1st Edition

China's Agricultural Investment in Australia Uneven Geographies of Agri-Food Globalization

By Michaela Boehme Copyright 2025
    238 Pages 14 B/W Illustrations
    by Routledge

    This book critically examines the driving forces, discourses, and conflicts surrounding Chinese investments in overseas farmland, with a specific focus on Australia.

    With growing amounts of finance channelled into the purchase of overseas food and farming assets, China has become a frontrunner in the global land rush. Unlike much of the existing literature which focuses on emerging economies such as Brazil or Africa, this book examines Chinese farmland purchases in the developed country context of Australia. Based on four years extensive field work in Australia and China, it traces the encounters and interactions between investors, regulators, deal brokers, farmers, and eaters that shape the ways in which individual Chinese investment projects materialize in the Australian countryside. In contrast to conventional wisdom portraying China’s overseas land rush as a state-led strategy to feed the Chinese population, the book reveals that Chinese investments in Australian farmland have been propelled by the intersecting interests of inter-national finance and business elites looking to cash in on booming Chinese demand for high-quality, Western food products. The book provides a unique transnational perspective on China’s overseas farmland purchases and shows how Chinese farmland investments produce uneven geographies of agri-food globalization that cut across national borders. Through the lens of China’s agri-engagement in Australia, the book advances our theoretical understanding of the new types of power relations and dynamics shaping an increasingly multi-polar agri-food system.

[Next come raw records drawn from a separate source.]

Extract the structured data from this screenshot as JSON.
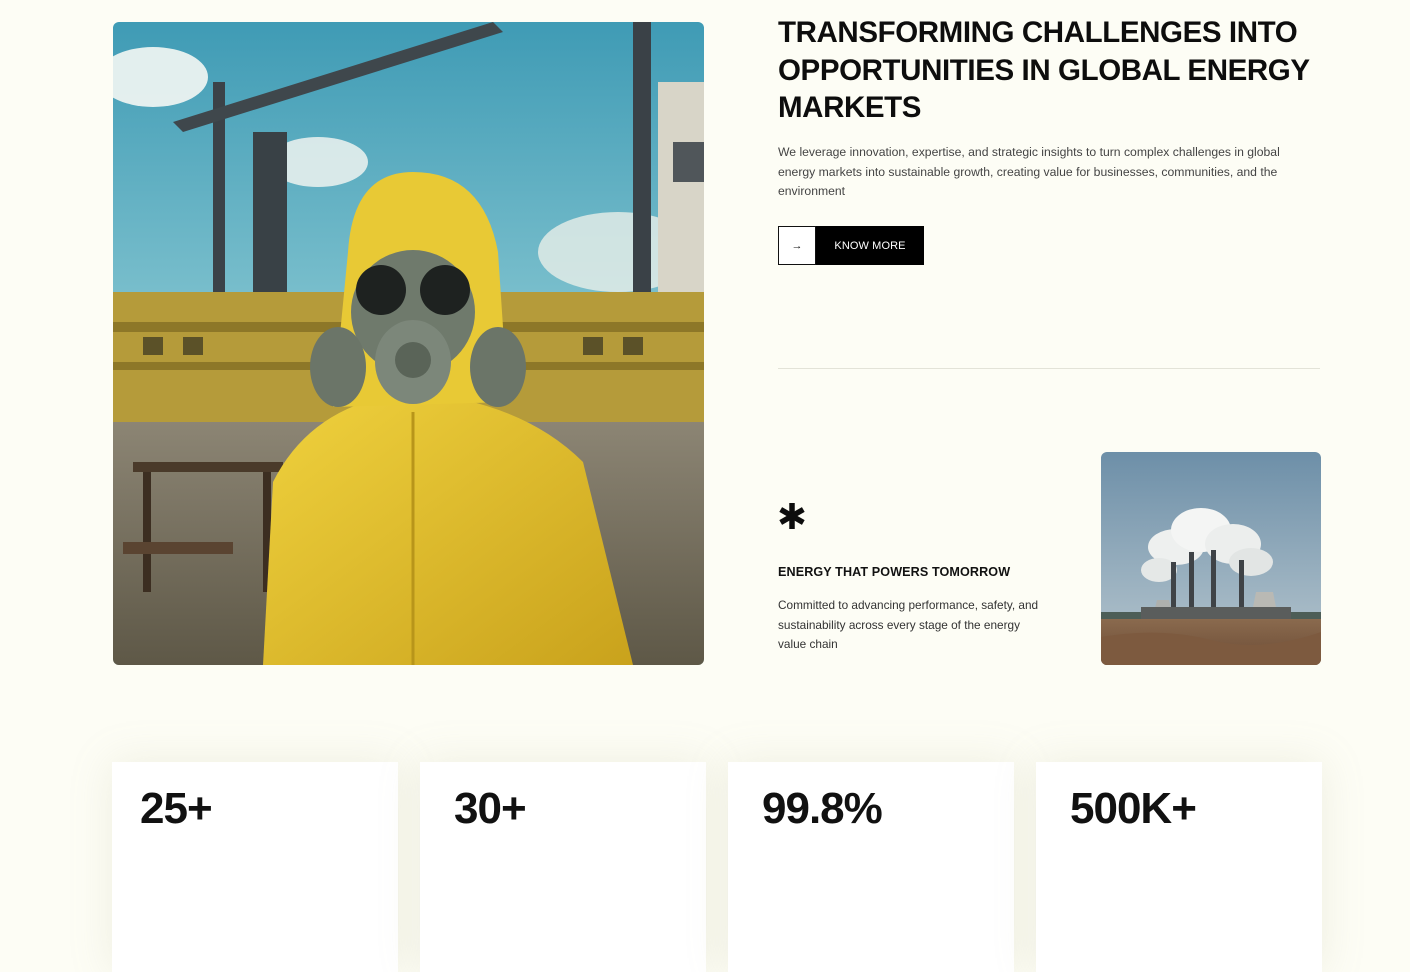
{
  "hero": {
    "image_icon": "hazmat-worker-photo",
    "headline": "TRANSFORMING CHALLENGES INTO OPPORTUNITIES IN GLOBAL ENERGY MARKETS",
    "intro": "We leverage innovation, expertise, and strategic insights to turn complex challenges in global energy markets into sustainable growth, creating value for businesses, communities, and the environment",
    "cta": {
      "arrow": "→",
      "label": "KNOW MORE"
    }
  },
  "feature": {
    "icon": "asterisk-icon",
    "title": "ENERGY THAT POWERS TOMORROW",
    "text": "Committed to advancing performance, safety, and sustainability across every stage of the energy value chain",
    "image_icon": "power-plant-photo"
  },
  "stats": [
    {
      "value": "25+"
    },
    {
      "value": "30+"
    },
    {
      "value": "99.8%"
    },
    {
      "value": "500K+"
    }
  ],
  "colors": {
    "background": "#fdfdf5",
    "text": "#111111",
    "button": "#000000",
    "suit_yellow": "#e4c12e",
    "sky": "#4fa3b8"
  }
}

    This book will be useful to students and scholars of agri-food studies, Chinese studies and globalization with an interest in the global land rush and the shifting contours of the global agri-food system.

    Introduction

    1. China’s rise as a global investor in food and farming

    Part 1: Context

    2. Feeding China: Between self-sufficiency and global integration

    3. Renegotiating Chinese farmland investments in Australia

    4. Who are the Chinese purchasing Australian farmland?

    Part 2: Grounded Perspectives

    5. Grounding: Placing Chinese agri-food capital in Australian ruralities

    6. Accumulation: Rendering farmland investment profitable

    7. Articulations: Remaking agri-food chains

    Conclusion

    8. Beyond the land rush: China, Australia, and the global agri-food system

    Appendix

    Databank of Chinese investments in Australian agriculture

    Biography

    Michaela Boehme is the Deputy Managing Director at the Sino-German Agricultural Centre in Beijing, China. She holds a PhD in Global Studies from the University of Leipzig, Germany and previously worked as an agribusiness consultant and analyst with a focus on China’s agricultural transformation and its impact on the global agri-food system.